As promised, here is the second installment of my July 20 practice log!
I practiced for about an hour tonight. I didn't spend much time at all on scales, arps, and inversions. I was ready to get re-acquainted with the Liszt. So, after a few minutes of a "warm up," I went straight to Liszt.
The 9-against-4 is coming. Still not there yet, not completely, but it's coming. It's a LOT easier if I focus on the timing of the RH and not the timing of the LH. Much easier. Only thing is, it's not easy for my mind to focus on the RH. I don't know why this is. I consciously have to force my mind to think, "Triplets. Slow. Slower than if you were fitting them evenly into the LH notes."
I played through the rest of the piece, just to see where I was weak and what needed the most work. Narrowing it down to "Section 11" (measures 79-90), I practiced it the way I've been practicing the fugue: drilling, drilling, and more drilling.
This piece is very different from the fugue, but it does have one thing in common with it: multiple voices singing multiple melodies. In the Liszt, the RH (mostly) plays two voices: the main melody and its echo a third of a beat later. If that's not tricky enough, there are dynamics to think about. My RH will be playing two notes at once, but the bottom note is part of the primary melody and needs to be, say, mezzo forte, whereas the top note is part of the echo and needs to be piano. And both are in a crescendo, but a crescendo appropriate to their respective volumes. Argh.
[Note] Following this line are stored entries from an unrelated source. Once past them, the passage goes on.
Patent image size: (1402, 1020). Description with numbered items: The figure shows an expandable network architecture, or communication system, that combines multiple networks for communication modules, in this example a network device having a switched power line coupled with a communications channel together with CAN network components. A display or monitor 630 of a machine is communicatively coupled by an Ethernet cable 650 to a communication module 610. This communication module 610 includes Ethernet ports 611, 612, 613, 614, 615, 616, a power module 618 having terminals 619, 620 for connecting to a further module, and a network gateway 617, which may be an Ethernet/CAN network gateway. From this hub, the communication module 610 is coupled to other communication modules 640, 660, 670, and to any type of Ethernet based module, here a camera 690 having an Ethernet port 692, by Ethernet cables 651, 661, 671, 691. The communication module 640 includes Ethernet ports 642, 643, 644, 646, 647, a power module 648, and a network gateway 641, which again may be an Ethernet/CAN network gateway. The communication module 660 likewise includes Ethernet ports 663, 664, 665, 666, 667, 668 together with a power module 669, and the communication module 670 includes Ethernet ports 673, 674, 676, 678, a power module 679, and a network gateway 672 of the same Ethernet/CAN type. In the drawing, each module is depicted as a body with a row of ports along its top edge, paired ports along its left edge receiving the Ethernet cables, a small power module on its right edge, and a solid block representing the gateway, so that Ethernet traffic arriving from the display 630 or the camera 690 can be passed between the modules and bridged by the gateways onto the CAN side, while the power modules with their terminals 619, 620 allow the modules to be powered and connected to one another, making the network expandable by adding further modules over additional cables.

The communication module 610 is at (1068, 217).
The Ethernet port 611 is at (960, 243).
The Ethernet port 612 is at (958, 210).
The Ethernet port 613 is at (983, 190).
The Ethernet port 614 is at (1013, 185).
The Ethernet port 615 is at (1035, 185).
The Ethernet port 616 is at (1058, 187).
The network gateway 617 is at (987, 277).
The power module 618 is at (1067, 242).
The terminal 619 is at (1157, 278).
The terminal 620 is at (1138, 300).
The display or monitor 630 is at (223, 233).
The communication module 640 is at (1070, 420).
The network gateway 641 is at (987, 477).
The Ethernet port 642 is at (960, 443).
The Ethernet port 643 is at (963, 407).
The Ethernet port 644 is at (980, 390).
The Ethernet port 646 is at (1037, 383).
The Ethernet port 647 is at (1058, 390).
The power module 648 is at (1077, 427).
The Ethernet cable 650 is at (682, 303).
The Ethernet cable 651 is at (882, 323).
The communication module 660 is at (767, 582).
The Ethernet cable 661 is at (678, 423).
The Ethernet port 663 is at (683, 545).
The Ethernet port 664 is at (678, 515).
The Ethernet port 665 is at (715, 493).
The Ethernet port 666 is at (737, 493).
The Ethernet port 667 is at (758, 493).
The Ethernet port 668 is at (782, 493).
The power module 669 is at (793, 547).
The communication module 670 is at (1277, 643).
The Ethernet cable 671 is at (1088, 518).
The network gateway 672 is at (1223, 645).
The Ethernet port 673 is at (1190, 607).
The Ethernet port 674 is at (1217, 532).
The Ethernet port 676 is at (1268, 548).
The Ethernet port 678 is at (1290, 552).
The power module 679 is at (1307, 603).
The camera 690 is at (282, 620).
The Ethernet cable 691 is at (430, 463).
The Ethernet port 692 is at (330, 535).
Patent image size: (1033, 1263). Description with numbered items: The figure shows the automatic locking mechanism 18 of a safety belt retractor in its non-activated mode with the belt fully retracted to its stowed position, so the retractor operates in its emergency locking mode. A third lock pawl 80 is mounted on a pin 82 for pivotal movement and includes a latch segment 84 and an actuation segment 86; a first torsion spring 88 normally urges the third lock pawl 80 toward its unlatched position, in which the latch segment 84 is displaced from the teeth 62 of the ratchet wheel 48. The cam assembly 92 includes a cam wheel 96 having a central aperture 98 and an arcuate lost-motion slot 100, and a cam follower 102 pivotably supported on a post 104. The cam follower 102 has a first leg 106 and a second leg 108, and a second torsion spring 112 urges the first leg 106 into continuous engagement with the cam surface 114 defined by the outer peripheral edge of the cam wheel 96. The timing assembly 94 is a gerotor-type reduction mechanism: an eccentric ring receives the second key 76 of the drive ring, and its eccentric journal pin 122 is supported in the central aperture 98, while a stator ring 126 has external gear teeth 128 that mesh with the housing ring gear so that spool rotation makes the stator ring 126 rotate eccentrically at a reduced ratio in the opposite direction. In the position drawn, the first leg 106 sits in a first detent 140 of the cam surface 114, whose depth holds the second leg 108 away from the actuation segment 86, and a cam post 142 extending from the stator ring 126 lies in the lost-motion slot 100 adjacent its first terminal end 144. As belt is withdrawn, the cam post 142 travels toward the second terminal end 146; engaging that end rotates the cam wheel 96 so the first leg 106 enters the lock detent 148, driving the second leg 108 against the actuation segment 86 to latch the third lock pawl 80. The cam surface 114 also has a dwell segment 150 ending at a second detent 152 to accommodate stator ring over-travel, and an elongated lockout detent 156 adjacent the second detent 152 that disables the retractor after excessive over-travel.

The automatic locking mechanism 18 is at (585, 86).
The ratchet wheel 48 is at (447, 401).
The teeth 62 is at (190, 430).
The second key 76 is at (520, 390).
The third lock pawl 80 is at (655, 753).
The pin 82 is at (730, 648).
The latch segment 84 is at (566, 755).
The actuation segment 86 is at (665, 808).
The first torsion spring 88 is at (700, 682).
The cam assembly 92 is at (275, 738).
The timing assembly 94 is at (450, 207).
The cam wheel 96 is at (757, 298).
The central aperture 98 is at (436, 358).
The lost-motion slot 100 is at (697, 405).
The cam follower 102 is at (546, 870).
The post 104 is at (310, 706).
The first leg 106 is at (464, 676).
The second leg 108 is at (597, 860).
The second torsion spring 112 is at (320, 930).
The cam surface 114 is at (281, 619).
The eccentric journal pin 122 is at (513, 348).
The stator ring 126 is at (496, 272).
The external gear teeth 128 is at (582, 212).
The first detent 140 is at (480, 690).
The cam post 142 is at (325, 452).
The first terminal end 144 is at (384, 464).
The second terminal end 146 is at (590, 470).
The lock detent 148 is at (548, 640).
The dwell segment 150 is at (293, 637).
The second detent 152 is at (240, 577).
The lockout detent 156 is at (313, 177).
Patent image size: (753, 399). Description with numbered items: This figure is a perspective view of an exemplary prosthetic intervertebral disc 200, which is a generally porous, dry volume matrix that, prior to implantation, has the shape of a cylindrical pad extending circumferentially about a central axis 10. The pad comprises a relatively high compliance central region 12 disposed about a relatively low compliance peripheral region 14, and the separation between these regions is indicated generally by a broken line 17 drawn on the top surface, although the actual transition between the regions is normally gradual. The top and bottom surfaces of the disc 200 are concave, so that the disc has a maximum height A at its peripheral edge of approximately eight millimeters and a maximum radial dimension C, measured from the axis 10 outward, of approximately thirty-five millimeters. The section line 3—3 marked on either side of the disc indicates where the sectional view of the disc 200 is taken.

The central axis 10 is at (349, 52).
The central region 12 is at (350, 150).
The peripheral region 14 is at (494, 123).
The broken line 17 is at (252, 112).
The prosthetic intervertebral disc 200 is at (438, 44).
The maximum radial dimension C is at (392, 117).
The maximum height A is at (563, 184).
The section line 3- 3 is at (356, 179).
Measures 81, 83, and 87 include grace notes. The fingering for these has been really tricky for me. Do I use 4-5-4? 3-5-4? It would be nice to use the same fingering for the melody and the echo, but that would be really awkward. Typically, the note that follows the grace note is the top part of a chord, so my 1, 2, 3, and 4 fingers need to be ready to play the chord, so that makes things even trickier.
I think I've found fingerings that I'm happy with. For tonight. They are as follows (lower melody is in bold; echo isn't.)
Measure 81: 3-5-3, 4-5-4
Measure 83: 3-5-4, 3-5-4
Measure 87: 3-4-3, 3-5-4
The 3-5-4 works beautifully on Measure 83, but it needs some work in Measure 87. The the grace note is B-C# to B, so even though 4-5-4 would be more within reach (and allow me to hold the note in the lower melody), it's very awkward for the grace note. 3-5-4 isn't much better, but it worked the best for me.
If anyone has suggestions for alternate fingerings, I'll be happy to hear them. I practiced these fingerings tonight and they sound pretty good (though the lost "hold" on the main-melody note in Measure 87 irks me).
OK. Boring technical discussion over. I love this piece. When I play it, I hear a million things I need to work on, but the tape-recording I made tonight sounded impressive. This is a big deal; rarely do I sound impressive to myself when I tape my playing. But I listened to myself playing Measures 62 to the end, and ... well, it sounded quite good. Put a big grin on my face, it did.
I was tempted to work on the Bach, but it's after 10:00 and I'm trying to overcome an insomnia problem. The fugue would probably not be conducive to sleeping.